Dr. Ndiogou Thierno Amadou, Lecturer and Researcher at the Faculty of Legal and Political Sciences of Cheikh Anta Diop University (UCAD), raised concerns about the distinction between the three different authorities mentioned in the draft bill. Participants therefore urged for clarity on the role of the Control Authority (Article 44), as well as a clear definition and distinction between the APDP and the Protection Authority (Article 62) to avoid ambiguities. The  CDP’s Prof. Niane clarified that all mentions of an authority  in the draft bill refer to the APDP and that the necessary revisions would be made in the next draft.
The need to strike a balance between freedom of expression and personal data protection also emerged.  In his presentation, independent journalist and Director of Faye Ibrahima Lissa cited the continent-wide trend in legislative restrictions to freedom of expression on grounds of national security and public order. He emphasised that exemptions under the proposed article 105 of the draft bill relating to personal data for the purposes of journalism, research, artistic or literary expression should be precise to avoid them being used to persecute critical voices.
Similarly, Joe Marone, a media trainer and head of online radio Futurs Media noted the fundamental role of journalists in seeking the truth and being the moral conscience of public opinion and civil society. In this regard, journalism ethics and code of conduct pre-empt personal data protection through protection of sources. However, given the advent of data journalism and citizen journalists, the draft bill serves to better guarantee personal data protection within the profession.

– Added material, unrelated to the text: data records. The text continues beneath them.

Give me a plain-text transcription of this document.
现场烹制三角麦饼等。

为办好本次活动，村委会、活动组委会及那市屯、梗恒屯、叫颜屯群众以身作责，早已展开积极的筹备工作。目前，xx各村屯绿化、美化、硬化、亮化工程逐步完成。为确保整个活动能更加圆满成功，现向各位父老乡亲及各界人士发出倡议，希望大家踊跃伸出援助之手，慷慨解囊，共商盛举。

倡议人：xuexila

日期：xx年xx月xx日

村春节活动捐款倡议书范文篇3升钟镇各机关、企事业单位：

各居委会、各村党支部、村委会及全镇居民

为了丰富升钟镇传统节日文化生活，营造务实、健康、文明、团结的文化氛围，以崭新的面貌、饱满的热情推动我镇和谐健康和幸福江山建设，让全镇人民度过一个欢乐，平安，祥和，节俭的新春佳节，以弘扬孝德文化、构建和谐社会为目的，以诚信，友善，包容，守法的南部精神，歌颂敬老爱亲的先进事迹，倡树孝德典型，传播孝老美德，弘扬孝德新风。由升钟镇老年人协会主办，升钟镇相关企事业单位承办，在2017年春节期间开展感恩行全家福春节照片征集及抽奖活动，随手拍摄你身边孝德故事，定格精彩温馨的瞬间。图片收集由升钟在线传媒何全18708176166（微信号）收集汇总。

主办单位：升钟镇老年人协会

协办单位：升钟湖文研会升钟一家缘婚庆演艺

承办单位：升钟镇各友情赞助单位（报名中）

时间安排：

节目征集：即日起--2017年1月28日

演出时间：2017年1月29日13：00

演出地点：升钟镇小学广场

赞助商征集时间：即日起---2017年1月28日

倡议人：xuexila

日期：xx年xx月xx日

Other issues that emerged included age of consent to data collection. Consent is defined as a declaration or clear affirmative action, either orally or in writing that gives permission to process personal data (article 8). The age of consent is not provided for in the draft bill.  Prof. Niane stated that ongoing efforts at the CDP and Ministry of Justice in partnership with the Ministry of Digital Economy and Telecommunications seek to establish a Children’s Code and related strategy dedicated to minors’ protection in the context of data protection and privacy.
The workshop participants made the following formal recommendations for revision in the next draft of the bill:

  • Set a minimum age of consent
  • The president of the ADPD should be appointed through an internal election by members in order to guarantee the authority’s autonomy.
  • Provide for adequate resource allocation to the APDP to facilitate smooth implementation and enforcement of the law
  • Provide for APDP oversight in procurement and contracting of public or government projects involving personal data collection and processing
  • Provide for authority of the APDP to collect and recover financial penalties imposed on offenders and pass them on to the victims of data breaches.
  • Strengthen the financial autonomy of the APDP by granting it 50% of the amounts recovered from any data protection operations
  • Provide for legal personality of the ADPD to give it perpetual succession with capacity to sue and be sued in its name.

Representatives of the CDP and the Ministry of Digital Economy and Telecommunications welcomed the recommendations and committed to including them in the next draft of the bill, before submission to the General Secretariat of the Presidency of Senegal.